(CNN)For decades, a tortoise named Ms. Jennifer happily lived with her owner, who would take her to the bank and other places around their town of Waltham, Massachusetts, showing her off to anyone interested.
Ms. Jennifer, a 53-year-old tortoise, has found a new home after her owner died of Covid-19
But then Ms. Jennifer's elderly owner had to be hospitalized after she contracted the coronavirus and could no longer care for the 53-year-old reptile.
Ms. Jennifer was suddenly without a home and her loving owner, but the Massachusetts Society for the Prevention of Cruelty to Animals-Angell in Boston took her in on May 9 and surrounded her with love until she and her owner could be reunited.
"We ensured that she had a lot of time outside with the sun on her back, grass under her feet and fresh dandelions to eat," Rob Halpin, MSPCA-Angell spokesman, told CNN.
They even threw her a birthday party last Wednesday filled with more time in the sun and a cake made of her favorite foods: fruit and dandelions.
But in the same week, Ms.

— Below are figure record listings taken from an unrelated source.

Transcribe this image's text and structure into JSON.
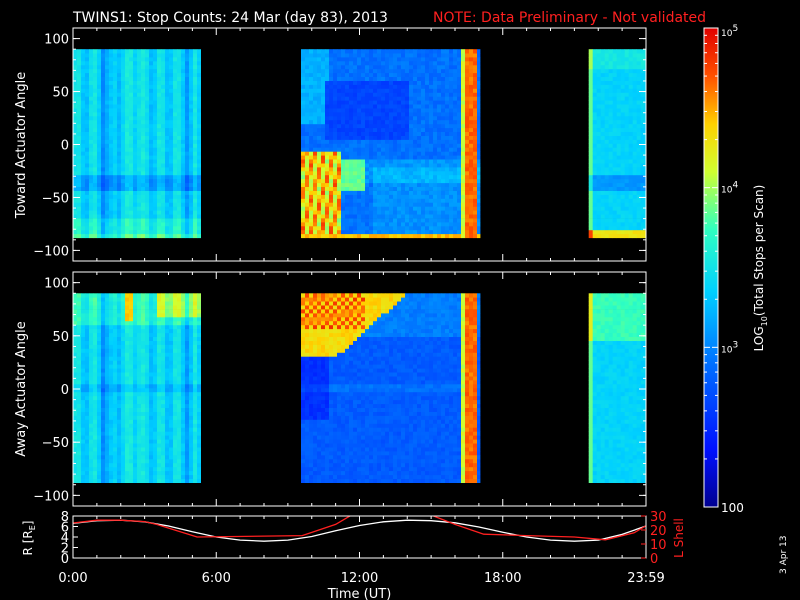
{
  "title": {
    "main": "TWINS1: Stop Counts: 24 Mar (day  83), 2013",
    "note": "NOTE: Data Preliminary - Not validated",
    "note_color": "#ff2020"
  },
  "footer_date": "3 Apr 13",
  "chart_data": [
    {
      "type": "heatmap",
      "panel": "toward",
      "ylabel": "Toward Actuator Angle",
      "ylim": [
        -110,
        110
      ],
      "yticks": [
        "100",
        "50",
        "0",
        "−50",
        "−100"
      ],
      "y_tick_values": [
        100,
        50,
        0,
        -50,
        -100
      ],
      "data_y_range": [
        -88,
        90
      ],
      "x_range_hours": [
        0,
        24
      ],
      "data_intervals_hours": [
        [
          0.0,
          5.35
        ],
        [
          9.55,
          17.05
        ],
        [
          21.6,
          24.0
        ]
      ],
      "scale": "log",
      "zlim": [
        100,
        100000
      ]
    },
    {
      "type": "heatmap",
      "panel": "away",
      "ylabel": "Away Actuator Angle",
      "ylim": [
        -110,
        110
      ],
      "yticks": [
        "100",
        "50",
        "0",
        "−50",
        "−100"
      ],
      "y_tick_values": [
        100,
        50,
        0,
        -50,
        -100
      ],
      "data_y_range": [
        -88,
        90
      ],
      "x_range_hours": [
        0,
        24
      ],
      "data_intervals_hours": [
        [
          0.0,
          5.35
        ],
        [
          9.55,
          17.05
        ],
        [
          21.6,
          24.0
        ]
      ],
      "scale": "log",
      "zlim": [
        100,
        100000
      ]
    },
    {
      "type": "line",
      "panel": "ephemeris",
      "xlabel": "Time (UT)",
      "xticks": [
        "0:00",
        "6:00",
        "12:00",
        "18:00",
        "23:59"
      ],
      "xtick_hours": [
        0,
        6,
        12,
        18,
        24
      ],
      "left_axis": {
        "label": "R [R",
        "label_sub": "E",
        "label_end": "]",
        "ylim": [
          0,
          8
        ],
        "ticks": [
          "8",
          "6",
          "4",
          "2",
          "0"
        ],
        "tick_values": [
          8,
          6,
          4,
          2,
          0
        ]
      },
      "right_axis": {
        "label": "L Shell",
        "color": "#ff2020",
        "ylim": [
          0,
          30
        ],
        "ticks": [
          "30",
          "20",
          "10",
          "0"
        ],
        "tick_values": [
          30,
          20,
          10,
          0
        ]
      },
      "series": [
        {
          "axis": "left",
          "color": "#ffffff",
          "x": [
            0,
            1,
            2,
            3,
            4,
            5,
            6,
            7,
            8,
            9,
            10,
            11,
            12,
            13,
            14,
            15,
            16,
            17,
            18,
            19,
            20,
            21,
            22,
            23,
            24
          ],
          "y": [
            6.6,
            7.1,
            7.2,
            6.9,
            6.1,
            5.0,
            4.0,
            3.4,
            3.2,
            3.4,
            4.1,
            5.2,
            6.2,
            6.9,
            7.2,
            7.1,
            6.7,
            5.9,
            4.9,
            4.0,
            3.4,
            3.2,
            3.4,
            4.5,
            6.1
          ]
        },
        {
          "axis": "right",
          "color": "#ff2020",
          "x": [
            0,
            1,
            2,
            3,
            3.5,
            5.2,
            9.6,
            11,
            12,
            14.5,
            16,
            17.2,
            19,
            21,
            22.3,
            23.5,
            24
          ],
          "y": [
            25,
            27,
            27,
            26,
            24,
            15,
            16,
            24,
            34,
            34,
            24,
            17,
            16,
            15,
            13,
            18,
            23
          ]
        }
      ]
    },
    {
      "type": "colorbar",
      "label_pre": "LOG",
      "label_sub": "10",
      "label_post": "(Total Stops per Scan)",
      "scale": "log",
      "zlim": [
        100,
        100000
      ],
      "ticks": [
        {
          "value": 100000,
          "base": "10",
          "exp": "5"
        },
        {
          "value": 10000,
          "base": "10",
          "exp": "4"
        },
        {
          "value": 1000,
          "base": "10",
          "exp": "3"
        },
        {
          "value": 100,
          "label": "100"
        }
      ]
    }
  ]
}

Jennifer's owner passed away from Covid-19. As for Ms. Jennifer, she was thrust into the spotlight when news outlets and social media circulated her story.
In just a couple days, the MSPCA received over 3,000 calls and emails from people all over the country wanting to adopt her.
"It was more adoption inquiries than we've ever gotten before," Halpin said. "We were bombarded with long, lengthy emails of people describing their veterinary experience or other animals they've had."
After sorting through the thousands of applications, the organization was able to find the perfect owner.
"We found basically the best home we could find for Ms. Jennifer," Halpin said. "(The owner) wants to remain anonymous, but she's a scientist and a bona fide turtle expert."
Ms. Jennifer went to her new home in Boston on Monday and Halpin said she appears to be thriving.
Despite being the oldest animal the MSPCA-Angell has sheltered, Ms. Jennifer is still in the prime of her life as she could live up to 50 more years.
"What we hope is that she's showered by attention from her new owner so the next 50 years of her life look like the first 50 years," Halpin said.